Запретный лес - страница 25

стр.

Дэвид поклонился девушке, и она впервые взглянула на него, вопросительно и оценивающе, и одарила мимолетной улыбкой. Через пять минут он на своей лошадке переезжал Руд вброд.

Он избрал окольный путь вокруг Оленьего холма и ехал по покатым склонам и верещатнику в ярком лунном свете. Мысли его немного путались из-за всей этой вереницы событий, случившихся в первый же день его служения. Но, несмотря на весь сумбур, перед глазами возникали два лица – стремянного и девушки… Он вспомнил разговор, и его начала мучить совесть. Был ли он предан своим обетам? Не повинен ли он в грехе Мероза? Не выслушал ли он безумные поношения молча?.. Он не знал, да и не хотел знать этого: ему был важен не сам спор, а тот, с кем он спорил. Лицо молодого стремянного оказалось красноречивее слов; без сомнений, то было лицо товарища, глаза которого излучали дружелюбие. Дэвиду захотелось вновь повидаться с ним, быть с ним рядом, следовать за ним, служить ему, но он не знал его имени, да и вряд ли им суждено встретиться опять. Дэвид был очень юн, он чуть не расплакался от нахлынувших чувств.

А девушка?.. Встреча с ней представлялась венцом этой ночи чудес. Она не походила на стремянного, и Дэвид предпочел бы избегать ее: ей не было места в его мире. Но всё-таки это было чудо! Воспоминание о ней настроило его на поэтический лад, и пока он ехал к себе, в голове вертелись строки из Гомера, описывающие, как троянские старцы видят приближающуюся Елену и поражаются ее красе:…ου νέμεσις Τρωας – как же там было? «Нет, осуждать невозможно, что Трои сыны и ахейцы брань за такую жену и беды столь долгие терпят: истинно, вечным богиням она красотою подобна»[49].

А потом, при воспоминании об изможденном лице мертвой женщины в Гриншиле, в душу пришло раскаяние.

Глава 4

Преданный слуга

Два дня пастор из Вудили был рассеян и беспокоен. Книги не увлекали его более, прогулки по холмам навевали скуку, он едва притрагивался к пище, отчего сморщенное лицо Изобел выражало отчаяние. Погода стояла жаркая, небо затянуло тучами, но дождя не было, лишь гром ворчал над долинами, и Изобел решила, что причина хандры священника в этом. Но Дэвид страдал не от тягот телесных. Он-то считал себя одетым в броню слугою Божиим, с горением в душе и во всеоружии пред соблазнами мира, и вдруг – ба! – один-единственный вечер, и его переполняют нечестивые устремления и грешные помыслы.

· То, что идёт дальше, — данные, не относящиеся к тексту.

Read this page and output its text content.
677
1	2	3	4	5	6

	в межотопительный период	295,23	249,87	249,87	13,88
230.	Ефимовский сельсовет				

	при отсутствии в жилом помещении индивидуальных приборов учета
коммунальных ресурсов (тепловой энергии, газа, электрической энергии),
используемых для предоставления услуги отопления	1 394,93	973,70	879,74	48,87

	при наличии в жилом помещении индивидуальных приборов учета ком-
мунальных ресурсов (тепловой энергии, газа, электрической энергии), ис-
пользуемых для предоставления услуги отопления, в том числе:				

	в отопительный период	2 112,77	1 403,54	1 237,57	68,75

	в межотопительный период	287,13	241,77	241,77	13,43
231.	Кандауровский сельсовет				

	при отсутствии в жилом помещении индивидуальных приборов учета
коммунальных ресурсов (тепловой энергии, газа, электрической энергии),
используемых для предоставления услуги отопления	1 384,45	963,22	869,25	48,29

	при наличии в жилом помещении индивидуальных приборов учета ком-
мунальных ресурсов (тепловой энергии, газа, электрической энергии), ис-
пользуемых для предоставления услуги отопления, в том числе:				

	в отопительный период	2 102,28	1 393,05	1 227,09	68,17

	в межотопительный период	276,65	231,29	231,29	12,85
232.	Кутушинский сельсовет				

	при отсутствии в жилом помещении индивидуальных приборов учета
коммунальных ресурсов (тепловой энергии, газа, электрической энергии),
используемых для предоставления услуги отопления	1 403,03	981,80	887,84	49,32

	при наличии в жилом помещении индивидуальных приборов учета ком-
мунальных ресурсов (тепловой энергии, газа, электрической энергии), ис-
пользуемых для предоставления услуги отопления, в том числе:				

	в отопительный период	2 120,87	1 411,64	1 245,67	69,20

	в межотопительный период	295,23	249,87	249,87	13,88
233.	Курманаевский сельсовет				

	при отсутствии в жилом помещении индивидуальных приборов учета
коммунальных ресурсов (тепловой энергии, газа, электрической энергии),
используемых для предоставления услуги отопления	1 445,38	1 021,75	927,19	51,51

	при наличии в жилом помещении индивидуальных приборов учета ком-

Он лишь изредка думал о девушке: она скорее напугала, чем привлекла его. Но из головы не шел Меланудригилл. Куда делась его христианская стойкость, если ночной лес мог заставить его дрожать, как заблудившегося ребенка? Всю жизнь Дэвид держал страхи в ежовых рукавицах: если что-то по-настоящему пугало его, он полагал это достаточной причиной, чтобы посмотреть в глаза боязням. Внутренний голос говорил ему, надо опять пойти в Meланудригилл ночью, забрести в самые его глубины, доказать себе, что ничего колдовского там нет… Но необоримый ужас сковывал сердце. Лес хотел от него того же, пытался заманить в чащу любыми ухищрениями, будь то любопытство или страх. Поддайся он порыву, Лес овладеет им. Ему, как служителю Господню, следовало с самого начала отринуть мысль, что это место являет собой не просто безлюдную груду камней, поросшую деревьями, а нечто большее, и не предаваться фантазиям, столь неподобающим взрослому человеку.

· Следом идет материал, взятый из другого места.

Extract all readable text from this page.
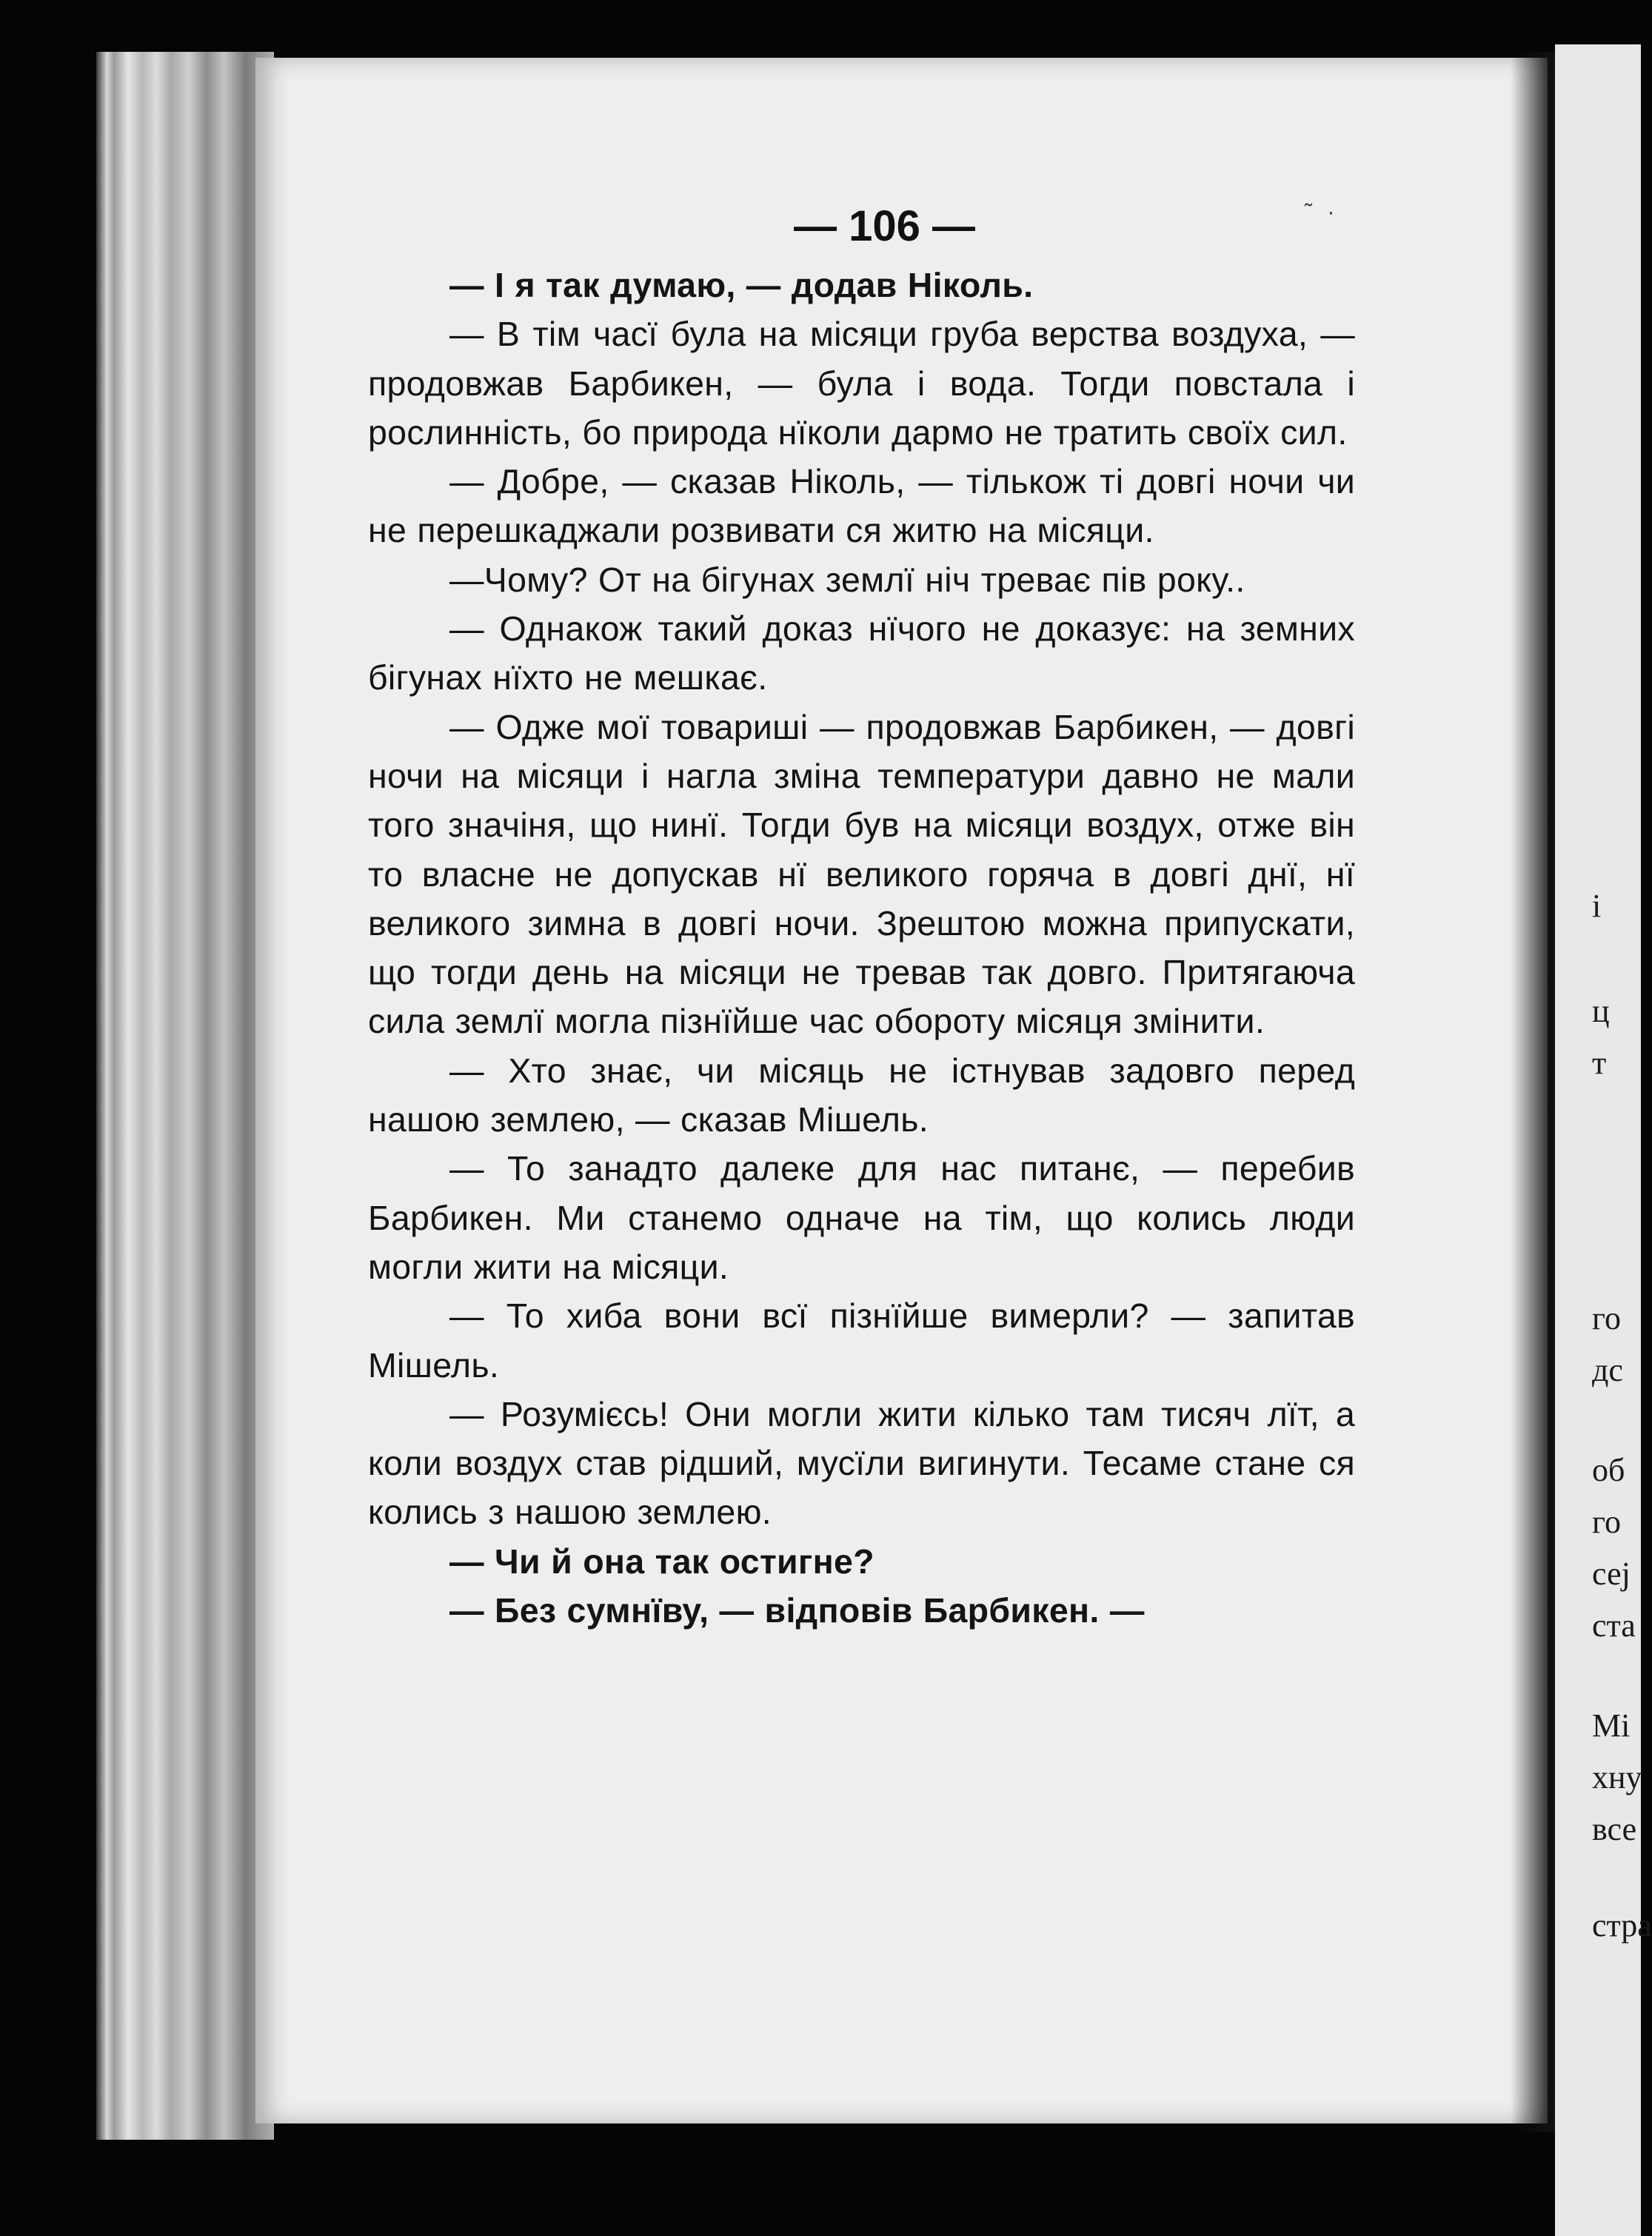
і
ц
т
го
дс
об
го
сеј
ста
Мі
хну
все
стра
— 106 —	˜ ·

— І я так думаю, — додав Ніколь.

— В тім часї була на місяци груба верства воздуха, — продовжав Барбикен, — була і вода. Тогди повстала і рослинність, бо природа нїколи дармо не тратить своїх сил.

— Добре, — сказав Ніколь, — тількож ті довгі ночи чи не перешкаджали розвивати ся житю на місяци.

—Чому? От на бігунах землї ніч треває пів року..

— Однакож такий доказ нїчого не доказує: на земних бігунах нїхто не мешкає.

— Одже мої товариші — продовжав Барбикен, — довгі ночи на місяци і нагла зміна температури давно не мали того значіня, що нинї. Тогди був на місяци воздух, отже він то власне не допускав нї великого горяча в довгі днї, нї великого зимна в довгі ночи. Зрештою можна припускати, що тогди день на місяци не тревав так довго. Притягаюча сила землї могла пізнїйше час обороту місяця змінити.

— Хто знає, чи місяць не істнував задовго перед нашою землею, — сказав Мішель.

— То занадто далеке для нас питанє, — перебив Барбикен. Ми станемо одначе на тім, що колись люди могли жити на місяци.

— То хиба вони всї пізнїйше вимерли? — запитав Мішель.

— Розумієсь! Они могли жити кілько там тисяч лїт, а коли воздух став рідший, мусїли вигинути. Тесаме стане ся колись з нашою землею.

— Чи й она так остигне?

— Без сумнїву, — відповів Барбикен. —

Рассуждая таким образом, он ощутил некоторое утешение. Но воспоминания о Калидоне, солдатах и словах стремянного продолжали бередить душу. Не был ли он подобен лаодикийцу из Откровения, оставаясь тепл, а не горяч и не холоден, когда надо было проявить себя?.. Он перебирал мельчайшие подробности памятной беседы. Те люди принижали Торжественную лигу и Ковенант, а он не остановил их… Однако речи их были речами добрых христиан и преданных сынов Церкви… Почему стремянный так подробно рассуждал о законе и правлении? Дэвиду было нечего возразить ему: представленная теория государства выглядела весьма разумной. Но она решительно противоречила заявленной позиции Церкви, которой он поклялся служить, – и как же сейчас относиться ему к собственным обетам?.. Противоречило ли всё это Писанию и духу его веры? Он мучительно думал об этом, но ответа не находилось.